Archaeology
Epigraphy
Epigraphy in Portugal: Latin, indigenous and medieval inscriptions as a documentary source for the history of the territory and of Romanisation.
Epigraphy is the science that studies inscriptions engraved on durable supports — stone, bronze, lead, bone or ceramic — from their reading and transcription to their dating, interpretation and classification. A discipline closely related to archaeology, history and philology, it owes its principal raw material to stone: unlike perishable manuscripts, inscriptions have survived in great numbers precisely because they were carved to last. Within Portuguese territory they constitute one of the richest and most direct documentary sources for understanding society, religion and administration between Antiquity and the Middle Ages.
Indigenous inscriptions and the Lusitanian language
Before and during Romanisation, the pre-Roman populations of the western Iberian Peninsula left behind a small but precious body of texts. The most notable are the inscriptions in the Lusitanian language, an Indo-European language of debated affiliation, known from a mere handful of testimonies. In Portugal the most prominent are the rock inscriptions of Lamas de Moledo (Castro Daire), Cabeço das Fráguas (Guarda) and Arronches (Portalegre), to which a votive altar discovered in Viseu in 2009 was added.
Although written in Latin characters, these inscriptions preserve vocabulary, votive formulae and the names of indigenous deities — a rare portrait of the moment when Latin was beginning to replace the local languages.
They are documents of bilingualism: Latin often serves to present the text, while the local language retains the religious core.
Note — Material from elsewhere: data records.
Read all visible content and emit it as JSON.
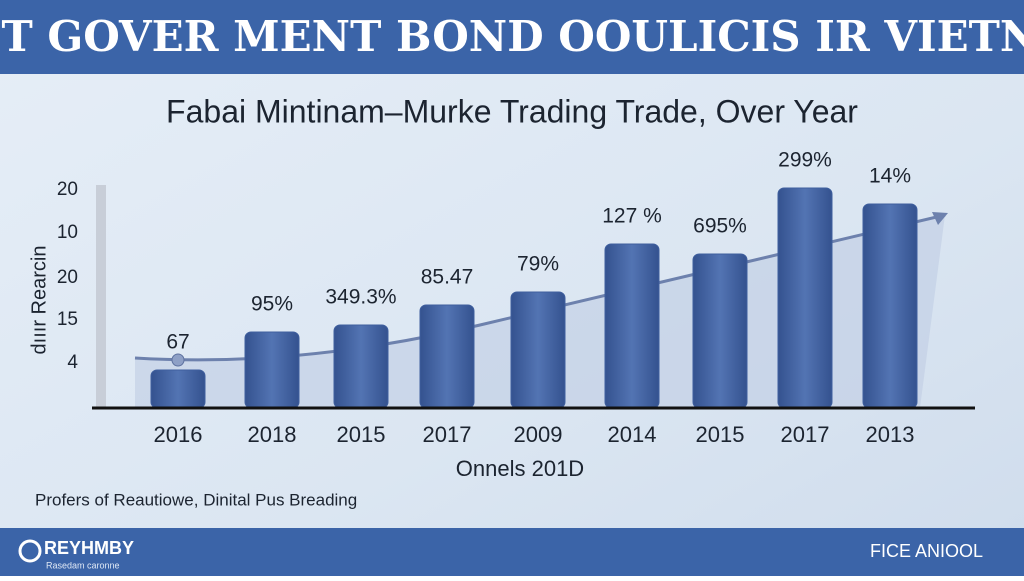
{
  "chart_data": {
    "type": "bar",
    "header": "HIBT GOVER MENT BOND OOULICIS IR VIETNAM",
    "title": "Fabai Mintinam–Murke Trading Trade, Over Year",
    "y_label": "dııır Rearcin",
    "x_label": "Onnels  201D",
    "y_axis_labels": [
      "20",
      "10",
      "20",
      "15",
      "4"
    ],
    "categories": [
      "2016",
      "2018",
      "2015",
      "2017",
      "2009",
      "2014",
      "2015",
      "2017",
      "2013"
    ],
    "values": [
      38,
      76,
      83,
      103,
      116,
      164,
      154,
      220,
      204
    ],
    "annotations": [
      "67",
      "95%",
      "349.3%",
      "85.47",
      "79%",
      "127 %",
      "695%",
      "299%",
      "14%"
    ],
    "ylim": [
      0,
      240
    ],
    "color": "#3f5f9e",
    "note": "Profers of Reautiowe, Dinital Pus Breading",
    "footer_left": "REYHMBY",
    "footer_left_sub": "Rasedam caronne",
    "footer_right": "FICE ANIOOL"
  }
}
The intense erosion of many surfaces has divided researchers as to their reading, prompting recourse to modern techniques of digital recording and analysis.
Roman epigraphy
The overwhelming majority of Portuguese inscriptions date from the Roman period. The votive altars, funerary stelae, honorific pedestals, monumental dedications and the road milestones form a corpus that documents the life of the cities, sanctuaries and roads of the territory of ancient Lusitania and of the conventus Bracaraugustanus. These texts reveal the onomastics of families, municipal offices, cults — from Endovelicus to the deities of the Roman pantheon — and the course of the Roman roads that structured the province.
Centres such as Idanha-a-Velha, the ancient Egitânia preserve exceptional epigraphic assemblages, and the great references of the archaeology of Roman Portugal rest largely on these lapidary testimonies. The international systematisation of Latin inscriptions was undertaken in the Corpus Inscriptionum Latinarum (CIL), of which Portuguese territory forms part, complemented by national publications and specialised databases.
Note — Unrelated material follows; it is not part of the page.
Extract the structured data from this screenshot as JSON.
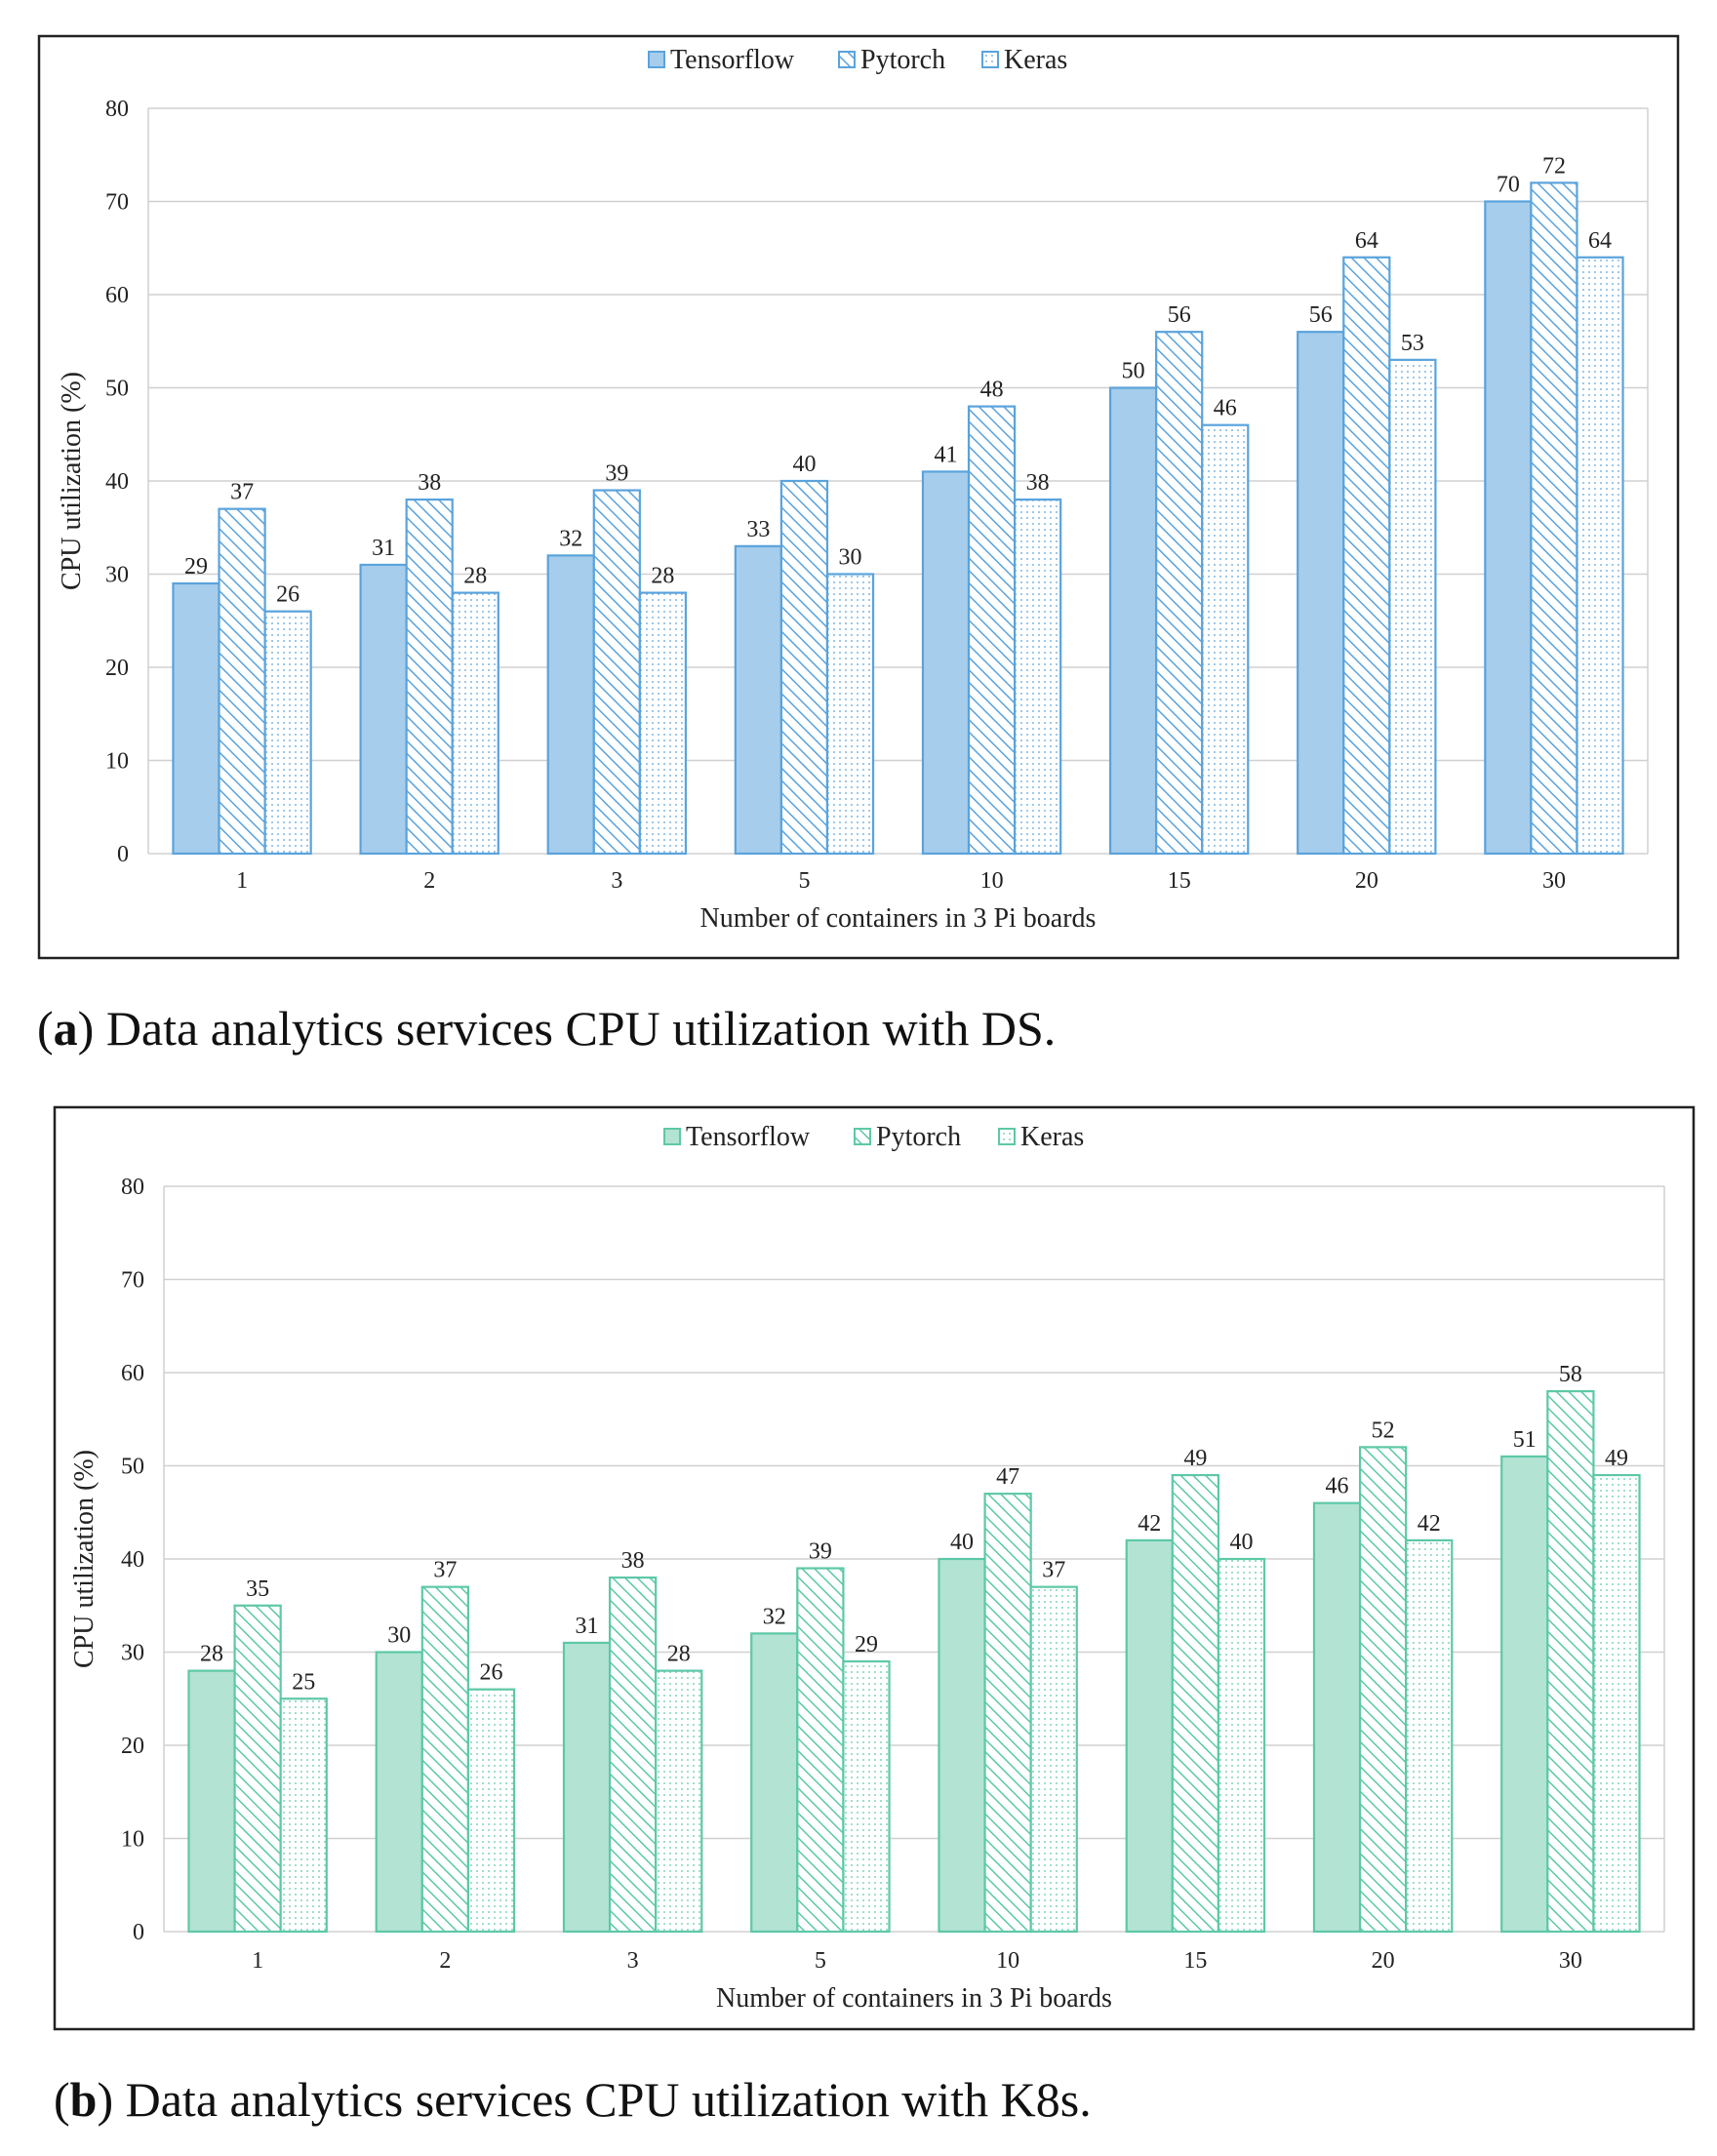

Late Antique and medieval epigraphy
The epigraphic tradition did not cease with the end of Roman rule. Between the fifth and eighth centuries, Christian and Visigothic funerary inscriptions multiplied, and the Middle Ages left epitaphs, foundation and consecration dates of churches, and commemorative legends engraved on religious monuments. The systematic survey of these materials — gathered in reference works such as Epigrafia medieval portuguesa — makes it possible to follow the evolution of writing, language and mentalities over more than a millennium.
Conservation and study
A good part of the inscriptions is today housed in museums, with the National Museum of Archaeology, in Lisbon, bringing together one of the most important collections in the country, alongside regional museums and municipal collections. Epigraphic study — which combines autoptic reading, photography, squeezes and, increasingly, digital techniques of three-dimensional recording — continues to renew the interpretation of texts sometimes read and reread over centuries. Set within the whole of Portuguese archaeology, epigraphy confirms itself as a direct bridge between the stones and the words of those who engraved them.
Frequently asked questions
- What does epigraphy study?
- Epigraphy studies inscriptions engraved on durable supports, such as stone, bronze or ceramic, dealing with their reading, dating, interpretation and classification. In Portugal it is an essential source for Roman, Late Antique and medieval history.
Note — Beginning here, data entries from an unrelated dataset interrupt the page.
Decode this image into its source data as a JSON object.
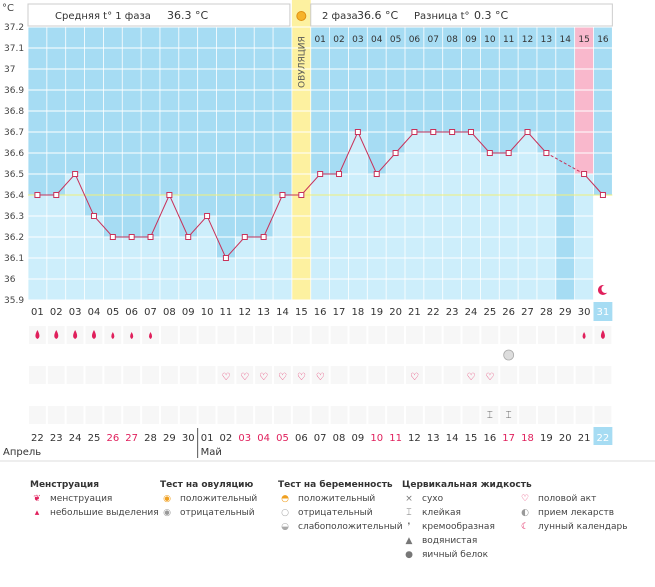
{
  "colors": {
    "grid_bg": "#a6dcf3",
    "grid_line": "#ffffff",
    "bar_fill": "#cdeefb",
    "ovulation": "#fdf1a0",
    "pink_col": "#f9b8cc",
    "line": "#c8325a",
    "coverline": "#f0f07a",
    "accent_red": "#e0205c"
  },
  "header": {
    "unit": "°C",
    "phase1_label": "Средняя t° 1 фаза",
    "phase1_value": "36.3 °C",
    "phase2_label": "2 фаза",
    "phase2_value": "36.6 °C",
    "diff_label": "Разница t°",
    "diff_value": "0.3 °C",
    "ovulation_label": "ОВУЛЯЦИЯ"
  },
  "phase2_days": [
    "01",
    "02",
    "03",
    "04",
    "05",
    "06",
    "07",
    "08",
    "09",
    "10",
    "11",
    "12",
    "13",
    "14",
    "15",
    "16"
  ],
  "months": [
    "Апрель",
    "Май"
  ],
  "chart_data": {
    "type": "line",
    "ylabel": "°C",
    "ylim": [
      35.9,
      37.2
    ],
    "yticks": [
      "37.2",
      "37.1",
      "37",
      "36.9",
      "36.8",
      "36.7",
      "36.6",
      "36.5",
      "36.4",
      "36.3",
      "36.2",
      "36.1",
      "36",
      "35.9"
    ],
    "cycle_days": [
      "01",
      "02",
      "03",
      "04",
      "05",
      "06",
      "07",
      "08",
      "09",
      "10",
      "11",
      "12",
      "13",
      "14",
      "15",
      "16",
      "17",
      "18",
      "19",
      "20",
      "21",
      "22",
      "23",
      "24",
      "25",
      "26",
      "27",
      "28",
      "29",
      "30",
      "31"
    ],
    "dates": [
      "22",
      "23",
      "24",
      "25",
      "26",
      "27",
      "28",
      "29",
      "30",
      "01",
      "02",
      "03",
      "04",
      "05",
      "06",
      "07",
      "08",
      "09",
      "10",
      "11",
      "12",
      "13",
      "14",
      "15",
      "16",
      "17",
      "18",
      "19",
      "20",
      "21",
      "22"
    ],
    "weekend_dates": [
      4,
      5,
      11,
      12,
      13,
      18,
      19,
      25,
      26
    ],
    "series": [
      {
        "values": [
          36.4,
          36.4,
          36.5,
          36.3,
          36.2,
          36.2,
          36.2,
          36.4,
          36.2,
          36.3,
          36.1,
          36.2,
          36.2,
          36.4,
          36.4,
          36.5,
          36.5,
          36.7,
          36.5,
          36.6,
          36.7,
          36.7,
          36.7,
          36.7,
          36.6,
          36.6,
          36.7,
          36.6,
          null,
          36.5,
          36.4
        ]
      }
    ],
    "coverline": 36.4,
    "ovulation_day": 15,
    "highlight_day": 30,
    "current_day": 31,
    "icons": {
      "menstruation_big": [
        1,
        2,
        3,
        4,
        31
      ],
      "menstruation_small": [
        5,
        6,
        7,
        30
      ],
      "sex": [
        11,
        12,
        13,
        14,
        15,
        16,
        21,
        24,
        25
      ],
      "pregnancy_weak": [
        26
      ],
      "cervical_sticky": [
        25,
        26
      ],
      "lunar": [
        31
      ]
    }
  },
  "legend": [
    {
      "title": "Менструация",
      "items": [
        {
          "icon": "drop-big-icon",
          "label": "менструация"
        },
        {
          "icon": "drop-small-icon",
          "label": "небольшие выделения"
        }
      ]
    },
    {
      "title": "Тест на овуляцию",
      "items": [
        {
          "icon": "sun-positive-icon",
          "label": "положительный"
        },
        {
          "icon": "sun-negative-icon",
          "label": "отрицательный"
        }
      ]
    },
    {
      "title": "Тест на беременность",
      "items": [
        {
          "icon": "preg-positive-icon",
          "label": "положительный"
        },
        {
          "icon": "preg-negative-icon",
          "label": "отрицательный"
        },
        {
          "icon": "preg-weak-icon",
          "label": "слабоположительный"
        }
      ]
    },
    {
      "title": "Цервикальная жидкость",
      "items": [
        {
          "icon": "cross-icon",
          "label": "сухо"
        },
        {
          "icon": "sticky-icon",
          "label": "клейкая"
        },
        {
          "icon": "cream-icon",
          "label": "кремообразная"
        },
        {
          "icon": "water-drop-icon",
          "label": "водянистая"
        },
        {
          "icon": "egg-white-icon",
          "label": "яичный белок"
        }
      ]
    },
    {
      "title": "",
      "items": [
        {
          "icon": "heart-icon",
          "label": "половой акт"
        },
        {
          "icon": "pill-icon",
          "label": "прием лекарств"
        },
        {
          "icon": "moon-icon",
          "label": "лунный календарь"
        }
      ]
    }
  ]
}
- Which inscriptions in the Lusitanian language are known in Portugal?
- The known examples are the rock inscriptions of Lamas de Moledo (Castro Daire), Cabeço das Fráguas (Guarda) and Arronches (Portalegre), as well as a votive altar discovered in Viseu in 2009. They are written in Latin characters and date from the Roman period.
- On what materials do ancient inscriptions appear?
- They appear above all on stone (altars, funerary stelae, milestones, monumental dedications), but also on bronze, lead, ceramic and other durable supports.